You wake up with an acute illness – say, a GI bug or a bad upper respiratory infection. You’re sick, weak, and dehydrated. What is the next thing you do? If you’re a normal person, you struggle over to the phone, call your office and tell them you won’t be coming to work today. If you’re a physician, you suck it up and go on in.
WHY? Why do we do this? It’s so wrong, and it greatly upsets me every time I see it. As a medical student or resident, it is an unspoken rule that you show up for duty unless you’ve died or been rendered immobile. This USA Today article reported on a 2010 JAMA study that found 58% of 537 polled residents in 12 hospitals across the country admitted to having worked while sick. A third of those polled had done it more than once, and around 50% said they had not “had time” to see a doctor about their illness. What about all the patients they’re exposing themselves to?? I too was offered the IV fluids and antiemetics on a couple of occasions, but I was never told to leave. Only once in the handful of times I was acutely ill during training, I was successfully able to stay home from work. The key? I had such bad GI distress that I literally couldn’t leave the bathroom!
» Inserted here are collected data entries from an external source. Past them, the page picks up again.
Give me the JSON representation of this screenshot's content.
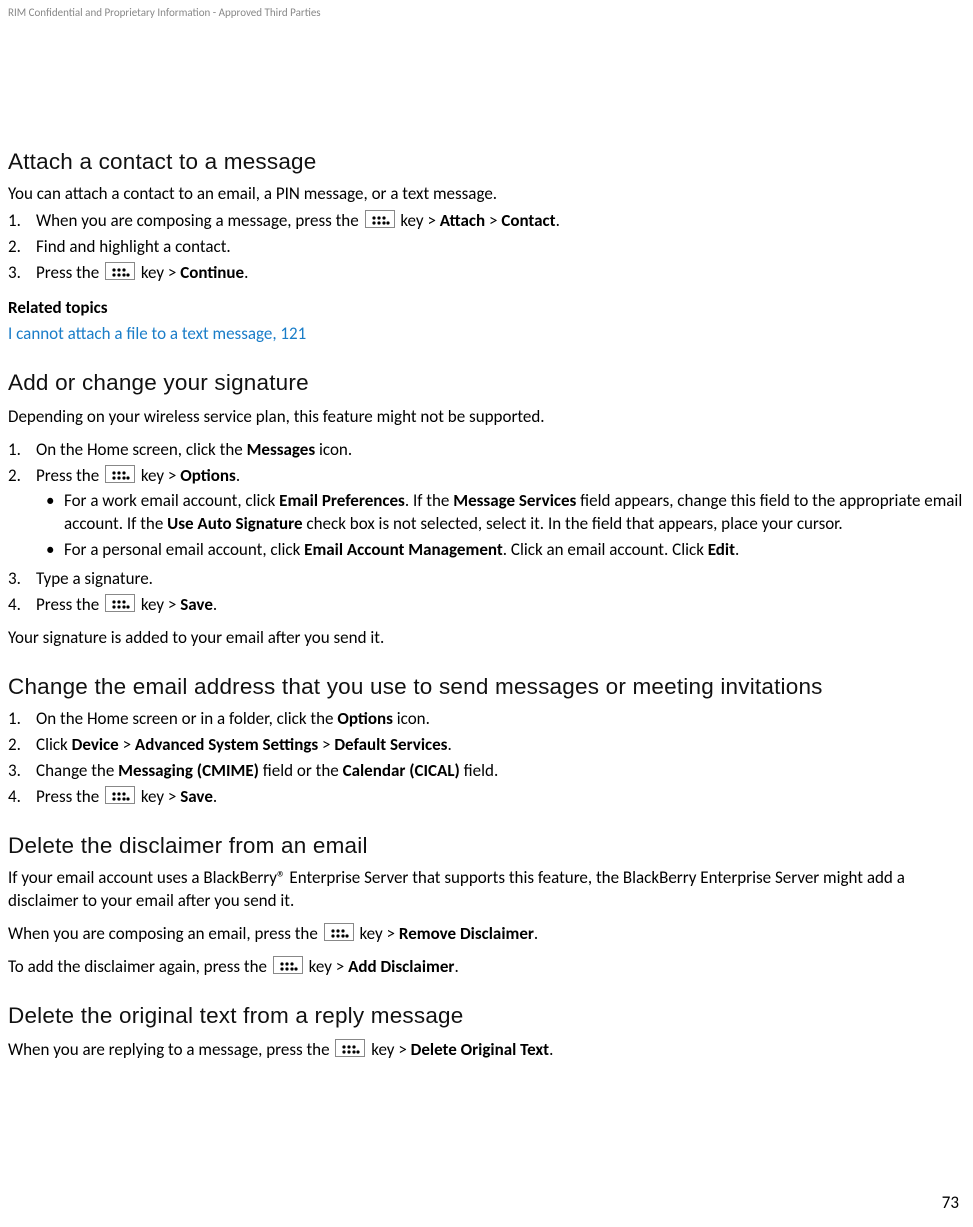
{
  "header": {
    "confidential": "RIM Confidential and Proprietary Information - Approved Third Parties"
  },
  "s1": {
    "title": "Attach a contact to a message",
    "intro": "You can attach a contact to an email, a PIN message, or a text message.",
    "step1_a": "When you are composing a message, press the ",
    "step1_b": " key > ",
    "step1_c": "Attach",
    "step1_d": " > ",
    "step1_e": "Contact",
    "step1_f": ".",
    "step2": "Find and highlight a contact.",
    "step3_a": "Press the ",
    "step3_b": " key > ",
    "step3_c": "Continue",
    "step3_d": "."
  },
  "related": {
    "heading": "Related topics",
    "link": "I cannot attach a file to a text message, 121"
  },
  "s2": {
    "title": "Add or change your signature",
    "intro": "Depending on your wireless service plan, this feature might not be supported.",
    "step1_a": "On the Home screen, click the ",
    "step1_b": "Messages",
    "step1_c": " icon.",
    "step2_a": "Press the ",
    "step2_b": " key > ",
    "step2_c": "Options",
    "step2_d": ".",
    "b1_a": "For a work email account, click ",
    "b1_b": "Email Preferences",
    "b1_c": ". If the ",
    "b1_d": "Message Services",
    "b1_e": " field appears, change this field to the appropriate email account. If the ",
    "b1_f": "Use Auto Signature",
    "b1_g": " check box is not selected, select it. In the field that appears, place your cursor.",
    "b2_a": "For a personal email account, click ",
    "b2_b": "Email Account Management",
    "b2_c": ". Click an email account. Click ",
    "b2_d": "Edit",
    "b2_e": ".",
    "step3": "Type a signature.",
    "step4_a": "Press the ",
    "step4_b": " key > ",
    "step4_c": "Save",
    "step4_d": ".",
    "outro": "Your signature is added to your email after you send it."
  },
  "s3": {
    "title": "Change the email address that you use to send messages or meeting invitations",
    "step1_a": "On the Home screen or in a folder, click the ",
    "step1_b": "Options",
    "step1_c": " icon.",
    "step2_a": "Click ",
    "step2_b": "Device",
    "step2_c": " > ",
    "step2_d": "Advanced System Settings",
    "step2_e": " > ",
    "step2_f": "Default Services",
    "step2_g": ".",
    "step3_a": "Change the ",
    "step3_b": "Messaging (CMIME)",
    "step3_c": " field or the ",
    "step3_d": "Calendar (CICAL)",
    "step3_e": " field.",
    "step4_a": "Press the ",
    "step4_b": " key > ",
    "step4_c": "Save",
    "step4_d": "."
  },
  "s4": {
    "title": "Delete the disclaimer from an email",
    "p1": "If your email account uses a BlackBerry® Enterprise Server that supports this feature, the BlackBerry Enterprise Server might add a disclaimer to your email after you send it.",
    "p2_a": "When you are composing an email, press the ",
    "p2_b": " key > ",
    "p2_c": "Remove Disclaimer",
    "p2_d": ".",
    "p3_a": "To add the disclaimer again, press the ",
    "p3_b": " key > ",
    "p3_c": "Add Disclaimer",
    "p3_d": "."
  },
  "s5": {
    "title": "Delete the original text from a reply message",
    "p1_a": "When you are replying to a message, press the ",
    "p1_b": " key > ",
    "p1_c": "Delete Original Text",
    "p1_d": "."
  },
  "footer": {
    "page": "73"
  }
}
It’s a culture that continues on after we finish training. There are many sick patients to see who are depending on you to help them get better, and you are the boss. By virtue of the profession, physicians tend to put their patients’ needs before their own. This instills a belief by both us and our patients that we are somehow immune to the same types of problems. Doctor Grumpy blogged about this here, admitting that he too suffers from migraines (a common ailment seen in is field of neurology). He did also say that three patients in his career so far had changed to other doctors due to him calling in sick and cancelling his clinic. Unfortunately, the practice of ignoring and working through acute illness grows into a practice of ignoring basic health maintenance, which extends to chronic symptoms or nagging health problems… until eventually the doctor becomes a patient.
You see, I know all about ignoring symptoms, putting off health tests, and becoming a patient. If I could fast forward that period of my life when I pressed on, thinking my health issues were just related to my stressful job and getting older, I would. I don’t want that to happen to anyone else. So let’s stop being martyrs, take care of ourselves and encourage the residents to go home when they are sick!